Nel centrodestra del neo-governatore Renato Schifani la matrice dei consensi è molto diversa. Fratelli d’Italia, il partito più votato alle Regionali, ha goduto evidentemente dell’effetto election day. Sui complessivi 28.345 voti di lista, infatti, ben il 35% è senza  preferenza per i  candidati. Un investimento di fiducia, in linea col trend delle Politiche, sulla futura premier Giorgia Meloni. Rispetto al 26% nazionale il risultato di FdI in Sicilia è stato molto inferiore: al Senato il 18,4%, alle Regionali il dato scende al 15,1%. Quanto basta, però, per essere la prima forza di centrodestra all’Ars, grazie però agli oltre 100mila voti soltanto al simbolo col nome Meloni. Gli unici deputati  eletti all’Ars  che hanno superato quota 10mila sono Alessandro Aricò (11.510) e Fabrizio Ferrara(10.468) a Palermo su 77.145 voti di lista; Gaetano Galvagno (13.961) e Dario Daidone (11.038) su 73.340 a Catania. Il collegio in cui i candidati pesano di più è Messina,  71,7%, trascinato dalle performance di Pino Galluzzo (8.951) ed Elvira Amata(7.008); a Trapani la metà dei circa 20mila elettori meloniani non ha scelto alcun candidato. Analogo trend a Enna; su 5.171 voti di lista (7,5%, di gran lunga il peggior risultato: meno della metà della media regionale), appena il 52,5% va ai candidati, fra cui Elena Pagana.

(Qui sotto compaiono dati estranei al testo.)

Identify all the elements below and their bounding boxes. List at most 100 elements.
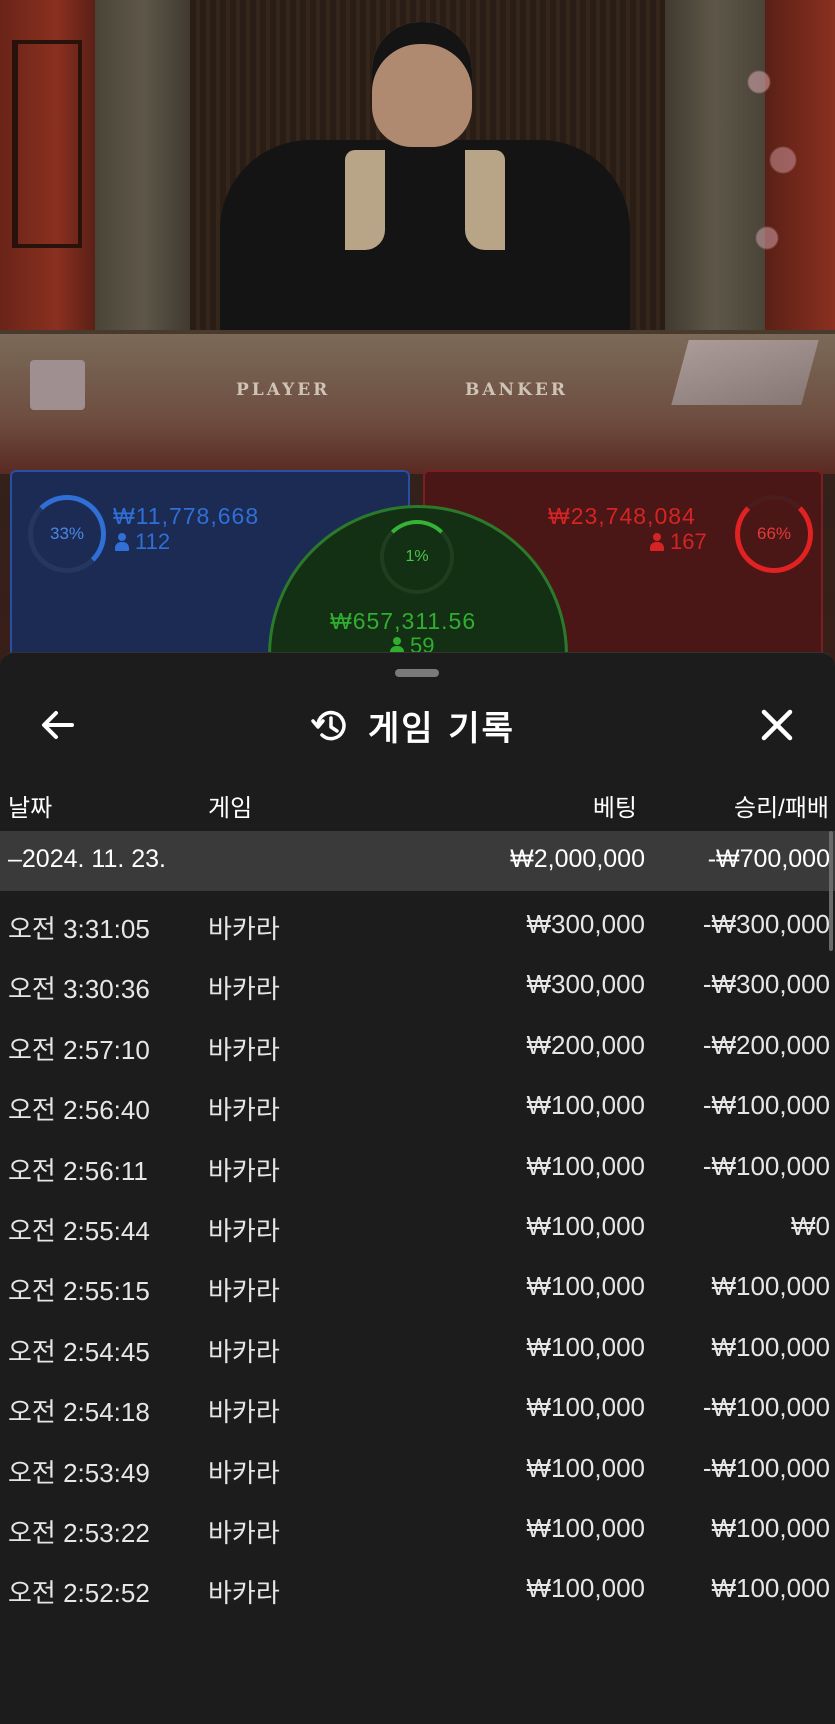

Una situazione simile in Forza Italia, che all’Ars si piazza seconda (14,7%) a meno di 7mila voti dagli alleati patrioti. Risultato molto più robusto del 10,7% alle Politiche nell’Isola, comunque superiore all’8,2% nazionale. Ma anche in questo caso  regge  il brand di Silvio Berlusconi: il 31% alle Regionali ha barrato soltanto il simbolo.

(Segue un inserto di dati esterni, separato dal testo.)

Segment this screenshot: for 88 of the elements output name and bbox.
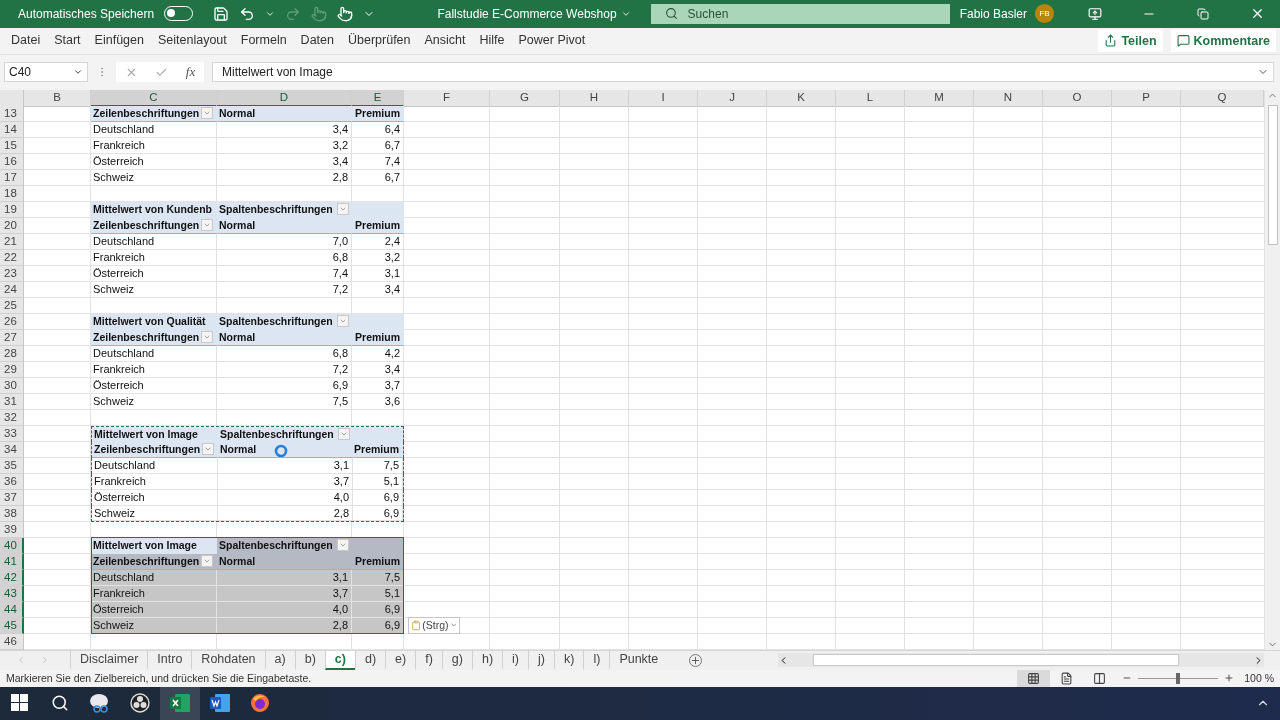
- table-cell: Mittelwert von Kundenb: [91, 202, 217, 218]
- clipboard-icon: [411, 620, 422, 631]
- table-cell: Spaltenbeschriftungen: [219, 203, 333, 216]
- ribbon-tab[interactable]: Start: [47, 28, 88, 54]
- filter-button[interactable]: [201, 107, 213, 120]
- sheet-tab[interactable]: i): [502, 651, 529, 670]
- document-app-icon: [210, 694, 230, 713]
- search-field[interactable]: Suchen: [650, 3, 950, 24]
- caret-icon: [339, 430, 348, 438]
- scrollbar-thumb[interactable]: [813, 654, 1179, 667]
- search-icon: [51, 694, 69, 713]
- sheet-tab[interactable]: a): [264, 651, 295, 670]
- sheet-tab[interactable]: Rohdaten: [191, 651, 265, 670]
- spreadsheet-app-icon: [170, 694, 190, 713]
- ribbon-tab[interactable]: Hilfe: [472, 28, 512, 54]
- save-icon[interactable]: [213, 5, 230, 22]
- sheet-tab[interactable]: Punkte: [609, 651, 668, 670]
- search-icon: [664, 7, 678, 21]
- table-cell: Spaltenbeschriftungen: [219, 539, 333, 552]
- filter-button[interactable]: [336, 203, 349, 216]
- grid-icon: [1027, 672, 1041, 685]
- windows-icon: [11, 694, 29, 713]
- filter-button[interactable]: [201, 219, 213, 232]
- sheet-tab[interactable]: e): [385, 651, 416, 670]
- status-message: Markieren Sie den Zielbereich, und drücken Sie die Eingabetaste.: [6, 672, 312, 685]
- page-icon: [1060, 672, 1074, 685]
- autosave-label: Automatisches Speichern: [18, 6, 155, 21]
- document-title: Fallstudie E-Commerce Webshop: [437, 6, 617, 21]
- insert-function-button[interactable]: fx: [185, 64, 196, 81]
- table-cell: Spaltenbeschriftungen: [219, 315, 333, 328]
- filter-button[interactable]: [336, 539, 349, 552]
- ribbon-tab[interactable]: Power Pivot: [511, 28, 593, 54]
- hand-icon[interactable]: [311, 5, 328, 22]
- filter-button[interactable]: [336, 315, 349, 328]
- table-cell: Mittelwert von Image: [92, 427, 218, 442]
- zoom-slider-thumb[interactable]: [1176, 673, 1181, 684]
- filter-button[interactable]: [337, 428, 350, 440]
- table-cell: Zeilenbeschriftungen: [93, 555, 200, 568]
- table-cell: Mittelwert von Qualität: [91, 314, 217, 330]
- caret-icon: [449, 621, 457, 630]
- ribbon-tab[interactable]: Formeln: [233, 28, 294, 54]
- sheet-tab[interactable]: Intro: [147, 651, 192, 670]
- sheet-tab[interactable]: h): [471, 651, 503, 670]
- sheet-tab[interactable]: f): [415, 651, 442, 670]
- comment-icon: [1176, 34, 1190, 48]
- scrollbar-thumb[interactable]: [1267, 105, 1278, 245]
- sheet-tab[interactable]: b): [294, 651, 325, 670]
- filter-button[interactable]: [201, 555, 213, 568]
- horizontal-scrollbar[interactable]: [778, 653, 1264, 668]
- sheet-tab[interactable]: c): [324, 651, 355, 670]
- scissors-icon: [89, 693, 111, 714]
- table-cell: Zeilenbeschriftungen: [93, 331, 200, 344]
- share-icon: [1104, 34, 1118, 48]
- user-name: Fabio Basler: [959, 6, 1027, 21]
- undo-icon[interactable]: [239, 5, 256, 22]
- ribbon-tab[interactable]: Ansicht: [417, 28, 473, 54]
- filter-button[interactable]: [202, 443, 214, 456]
- ribbon-tab[interactable]: Überprüfen: [340, 28, 418, 54]
- sheet-tab[interactable]: k): [554, 651, 584, 670]
- page-break-icon: [1093, 672, 1107, 685]
- sheet-tab[interactable]: j): [528, 651, 554, 670]
- filter-button[interactable]: [201, 331, 213, 344]
- formula-field[interactable]: Mittelwert von Image: [212, 62, 1274, 83]
- sheet-tab[interactable]: g): [441, 651, 472, 670]
- table-cell: Zeilenbeschriftungen: [93, 219, 200, 232]
- ribbon-tab[interactable]: Seitenlayout: [150, 28, 234, 54]
- sheet-tab[interactable]: Disclaimer: [70, 651, 148, 670]
- busy-cursor-icon: [274, 444, 288, 458]
- zoom-in-icon[interactable]: [1224, 673, 1235, 684]
- zoom-level[interactable]: 100 %: [1244, 672, 1274, 685]
- ribbon-tab[interactable]: Einfügen: [87, 28, 151, 54]
- restore-icon[interactable]: [1197, 7, 1209, 20]
- sheet-tab[interactable]: d): [354, 651, 386, 670]
- ribbon-tab[interactable]: Datei: [4, 28, 48, 54]
- comments-button[interactable]: Kommentare: [1170, 30, 1276, 52]
- ribbon-tab[interactable]: Daten: [293, 28, 341, 54]
- touch-icon[interactable]: [337, 5, 354, 22]
- table-cell: Spaltenbeschriftungen: [220, 428, 334, 440]
- plus-icon: [690, 655, 702, 666]
- sheet-tab[interactable]: l): [583, 651, 610, 670]
- table-cell: Zeilenbeschriftungen: [94, 443, 201, 456]
- recorder-icon: [130, 693, 150, 714]
- ribbon-display-icon[interactable]: [1088, 6, 1102, 21]
- table-cell: Zeilenbeschriftungen: [93, 107, 200, 120]
- share-button[interactable]: Teilen: [1098, 30, 1163, 52]
- name-box[interactable]: C40: [4, 62, 88, 83]
- redo-icon[interactable]: [285, 5, 302, 22]
- browser-icon: [250, 693, 270, 714]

La matrice del voto forzista è però a macchia di leopardo. Ci sono province in cui le preferenze sono decisive: a Enna per l’80,6% (con i 7.005 di Luisa Lantieri su 12.163 di lista), ad Agrigento per il 79,3% (25.200, quasi la metà fra Riccardo Gallo e Margherita La Rocca Ruvolo), a Siracusa per il 76,1% (un terzo dei 18.764 sono di Riccardo Gennuso), a Palermo per il 75,8% (su 78.187 voti alla lista, 21.700 quelli di  “Mr. Preferenze” Edy Tamajo), a Catania e Caltanissetta per 75,1%, con rispettivamente Marco Falcone e Nicola D’Agostino (13.352 e 9.552 voti su 61.682) e Michele Mancuso(8.160 su 19.123). Ma ci sono collegi in cui gli elettori azzurri hanno scelto solo la bandiera tricolore col nome del Cav: addirittura quasi il 77% a Messina, oltre il 60% a Ragusa.